The report, Cybersecurity of Nuclear Weapons Systems: Threats, Vulnerabilities and Consequences, by Beyza Unal, a research fellow at London-based Chatham House who also conducted strategic analysis at NATO, and Patricia Lewis, research director of the international security department at Chatham House, identified a number of vulnerabilities.
For instance, researchers found that the nuclear systems had failed to keep up with technology advances, are manned by a lack of skilled staff, and have fallen victim to bureaucratic inertia in their respective defense and political institutions.
It also identified the need to use the private sector while increasing risk as a result, with this supply chain described as “relatively ungoverned space.”
“Our critical infrastructure is just that, critical. Protecting it is a matter of national security,” said Azeem Aleem, director Advanced Cyber Defence Practice EMEA & APJ Region at RSA Security.

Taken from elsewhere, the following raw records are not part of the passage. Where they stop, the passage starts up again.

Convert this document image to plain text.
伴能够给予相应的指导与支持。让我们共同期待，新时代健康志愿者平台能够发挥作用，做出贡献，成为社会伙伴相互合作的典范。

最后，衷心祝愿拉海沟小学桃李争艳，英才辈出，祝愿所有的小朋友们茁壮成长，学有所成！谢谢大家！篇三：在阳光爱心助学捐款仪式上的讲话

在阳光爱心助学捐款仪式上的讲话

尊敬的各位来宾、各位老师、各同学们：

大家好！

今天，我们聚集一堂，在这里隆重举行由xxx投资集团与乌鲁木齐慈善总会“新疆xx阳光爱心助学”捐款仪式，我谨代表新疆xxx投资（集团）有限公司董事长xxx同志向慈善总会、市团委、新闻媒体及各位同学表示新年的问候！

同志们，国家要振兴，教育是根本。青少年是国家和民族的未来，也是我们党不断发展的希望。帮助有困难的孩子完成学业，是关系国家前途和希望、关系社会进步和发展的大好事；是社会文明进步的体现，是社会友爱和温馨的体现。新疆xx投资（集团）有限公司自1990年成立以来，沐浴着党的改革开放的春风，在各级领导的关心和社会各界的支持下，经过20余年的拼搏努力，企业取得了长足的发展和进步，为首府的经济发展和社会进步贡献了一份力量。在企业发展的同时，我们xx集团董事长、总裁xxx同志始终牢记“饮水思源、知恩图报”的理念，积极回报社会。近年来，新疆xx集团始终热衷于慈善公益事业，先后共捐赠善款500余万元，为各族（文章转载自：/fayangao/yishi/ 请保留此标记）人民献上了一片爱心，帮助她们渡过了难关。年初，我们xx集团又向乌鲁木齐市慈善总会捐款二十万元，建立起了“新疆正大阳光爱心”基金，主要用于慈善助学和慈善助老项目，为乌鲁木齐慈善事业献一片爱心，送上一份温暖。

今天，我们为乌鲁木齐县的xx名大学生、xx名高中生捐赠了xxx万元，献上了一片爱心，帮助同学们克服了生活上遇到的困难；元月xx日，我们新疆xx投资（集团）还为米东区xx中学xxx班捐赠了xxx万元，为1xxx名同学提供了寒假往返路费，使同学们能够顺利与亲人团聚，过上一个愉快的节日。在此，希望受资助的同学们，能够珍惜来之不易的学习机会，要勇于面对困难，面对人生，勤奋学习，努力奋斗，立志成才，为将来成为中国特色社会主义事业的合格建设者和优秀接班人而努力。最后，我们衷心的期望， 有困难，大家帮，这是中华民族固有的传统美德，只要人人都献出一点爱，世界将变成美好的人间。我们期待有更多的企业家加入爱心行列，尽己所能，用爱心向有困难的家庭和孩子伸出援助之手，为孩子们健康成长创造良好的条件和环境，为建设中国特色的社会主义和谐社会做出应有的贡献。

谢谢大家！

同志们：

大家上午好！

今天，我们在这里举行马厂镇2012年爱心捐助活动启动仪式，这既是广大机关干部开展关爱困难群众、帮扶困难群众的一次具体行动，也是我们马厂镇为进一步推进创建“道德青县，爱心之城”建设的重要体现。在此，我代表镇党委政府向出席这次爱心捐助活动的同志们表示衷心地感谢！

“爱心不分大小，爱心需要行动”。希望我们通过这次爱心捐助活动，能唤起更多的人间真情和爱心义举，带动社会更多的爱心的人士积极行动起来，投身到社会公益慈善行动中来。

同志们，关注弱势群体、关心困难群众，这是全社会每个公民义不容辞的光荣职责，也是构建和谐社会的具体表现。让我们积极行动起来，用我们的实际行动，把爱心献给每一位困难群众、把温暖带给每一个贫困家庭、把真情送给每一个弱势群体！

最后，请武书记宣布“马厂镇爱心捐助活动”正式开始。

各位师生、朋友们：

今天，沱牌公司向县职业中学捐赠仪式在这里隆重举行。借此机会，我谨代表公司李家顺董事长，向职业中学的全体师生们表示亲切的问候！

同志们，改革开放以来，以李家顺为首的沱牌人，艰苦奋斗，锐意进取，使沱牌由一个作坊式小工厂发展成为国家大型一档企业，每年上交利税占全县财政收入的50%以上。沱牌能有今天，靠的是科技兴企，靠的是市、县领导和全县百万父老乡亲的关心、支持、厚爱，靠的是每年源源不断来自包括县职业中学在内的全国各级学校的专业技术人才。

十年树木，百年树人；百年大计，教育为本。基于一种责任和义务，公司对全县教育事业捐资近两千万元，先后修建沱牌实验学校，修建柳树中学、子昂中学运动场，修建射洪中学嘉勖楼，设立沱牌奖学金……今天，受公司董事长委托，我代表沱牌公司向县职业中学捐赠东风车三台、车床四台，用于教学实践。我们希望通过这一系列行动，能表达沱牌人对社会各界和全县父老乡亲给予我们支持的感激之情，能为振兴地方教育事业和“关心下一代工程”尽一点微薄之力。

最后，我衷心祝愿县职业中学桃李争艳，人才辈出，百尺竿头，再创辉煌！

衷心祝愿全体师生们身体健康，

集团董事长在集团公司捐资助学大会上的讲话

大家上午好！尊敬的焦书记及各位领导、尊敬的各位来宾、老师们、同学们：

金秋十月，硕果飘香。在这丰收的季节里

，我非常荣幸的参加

“Yet critical infrastructure companies are often dependent on legacy infrastructures with complex dependencies, and little visibility. Take the recent wave of WannaCry and Petya attacks; the industry was quick to cry ‘patch’, but actually that isn’t always possible, as patching systems without proper testing could actually cause more damage,” he continued.
“My advice would be to face these challenges head-on and the only way to do this is by having visibility and context. This means conducting a thorough risk assessment, understanding the dependencies between systems, using threat detection to monitor and alert on attacks, and contextualizing results with business context in order to prioritize events.”
Said Javvad Malik, security advocate at AlienVault: “There are many risks with connecting legacy systems, we’ve seen in the past years an increase in the attempts to attack critical national infrastructure such as electricity. Going after connected weaponry is the next step, be it for espionage purposes, or something more sinister. Owing to the legacy infrastructure, rapid patches, or constant monitoring is not always feasible, therefore, it is in the best interests to keep such systems as segregated as possible to minimise the risk of external actors being able to access.”
Other experts recommended that regular security checks and threat assessments be performed at military nuclear sites. [source]
(Analyst comment: As the world’s declared — and in Israel’s case, undeclared — nuclear powers upgrade their nuclear weapons and delivery systems, there is an ongoing debate in the U.S. about the utility of the land-based ICBM force and whether or not the Pentagon should spend tens of billions over the next decade to replace Minuteman III missiles built in the 1960s and deployed in the 1970s. Some argue that nuclear deterrence can easily be achieved without them using American bombers and submarines. It’s a debate that will continue to rage, as there is no clear winner yet.
That said, we can’t have systems that are easily hacked. Bear in mind that our nuclear weapon systems are old but not forgotten; they receive regular maintenance. But one comparison said it’s a bit like keeping maintenence on a classic car — it may still look and run great, but there’s only so much you can do to upgrade the car’s technology.)